Germany's project development market is showing "first signs of recovery" after years of crisis, according to researchers Bulwiengesa. But a recent webinar discussion with lenders and developers revealed a stark divide between improving sentiment and unchanged economic fundamentals.
André Adami, Head of Residential at Bulwiengesa, struck an optimistic note. "We have now finally reached the low point. The buds are currently blossoming again in residential construction – we are in the spring of a new cycle. Project developers are buying land again and want to get started." The firm expects sustained completion growth from 2027 onwards.
In the webinar, Felix Embacher, presenting Bulwiengesa's Development Monitor covering 23,000 projects nationwide, reported overall project development volume down 4.2% in 2025. Housing fell 1.8%. But construction starts are declining across all asset classes and city categories. "If construction starts go down as we see here, the expectation that we'll have record completions in two years is wishful thinking rather than reality."
The "low point" looks historically dire. Bulwiengesa expects around 180,000 housing unit completions for 2025 when final figures are in, falling to 150,000 in 2026. Rental listings are down 7% year on year, now 20% below 2015 levels. Seventy-one contractors building residential projects entered insolvency between January and October 2025. Around 32% of projects experienced delayed construction starts in the latest quarter.

Andreas Beulich, Federal Managing Director of developers' association BFW, pushed back hard against talk of recovery. "We are in a veritable crisis. I'm always happy when you see some tender plants here and there, but we are building far too little for what we need." He warned explicitly against interpreting marginal improvements as a trend reversal. "We have to be honest that we are doing far too little. This has to be a warning for all of us."
Lenders insist they remain willing to finance viable projects. The problem is viability.

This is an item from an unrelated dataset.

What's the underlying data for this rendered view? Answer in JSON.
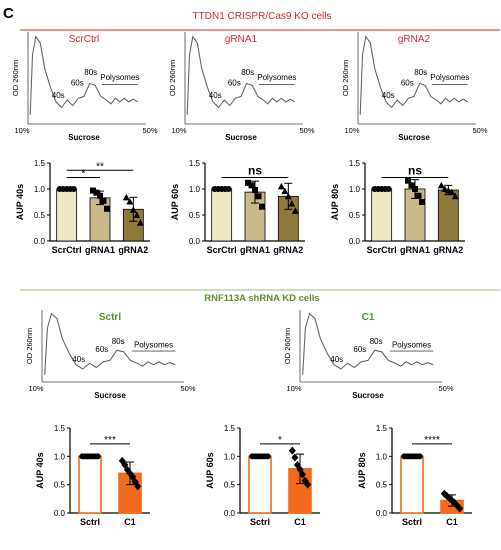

Holger Kuball, Head of Residential and Hotel Real Estate at DKB, cut through the complaints. "We have no problem providing debt. The problem is equity availability." Higher interest rates mean higher capital service costs. Same income, more equity required. Equity requirements have risen to around 25%, with some hotel projects requiring 50%.
Michael Brumbauer from Bayern LB reinforced the point. "I'm not saying we've tightened financing conditions. We've adapted to market conditions. The A and O is always cash flow." Construction costs rising, revenues under pressure, the gap between what projects cost and what they generate has widened dramatically.
For offices, the squeeze is tighter. Jörg Fernsebner, also from Bayern LB, noted pre-rental requirements now at minimum 40%. "There's almost a Gordian knot. We banks want pre-rental for office development. The project developer can't deliver it."
Kuball reported better project inquiry quality over the past six months, suggesting developers are adapting to the new reality. On distressed assets, he was clear about the approach. "Banks work to minimize losses. If a project is fundamentally sound, it should be worked out rather than forced onto the market at a steep discount."

Beulich directed his sharpest criticism at political responses. The Bau-Turbo initiative is insufficient. "These are first measures going in the right direction. But that takes time. Municipalities have to implement it. It doesn't work immediately."
What's needed is a comprehensive package: stable funding with clear incentives, radical simplification through standardised Type E buildings, action on land. "We need speed. We need land. We have to become faster. It has to become easier."
Worse is the direction of rental law reform. Berlin's proposals are sending a hostile signal to private investors. "If you look at what's planned with rental rights to keep the market in check, it will be very difficult to find investors when the signal is going out that we don't want you here." Private developers provide the bulk of housing supply. Deterring them is counterproductive.
The industry faces a timing problem. Even if policy shifts today, market adaptation takes time. Projects scheduled for 2027-28 completion look uncertain given current construction start levels. Beulich's message was stark: "We simply don't have the time anymore. We already have to think about 2027, '28, '29."
REFIRE: Germany's housing shortage is worsening while the industry capable of addressing it is operating under conditions that make delivery economically impossible. Whether the "spring of a new cycle" arrives depends on fundamentals that haven't yet changed.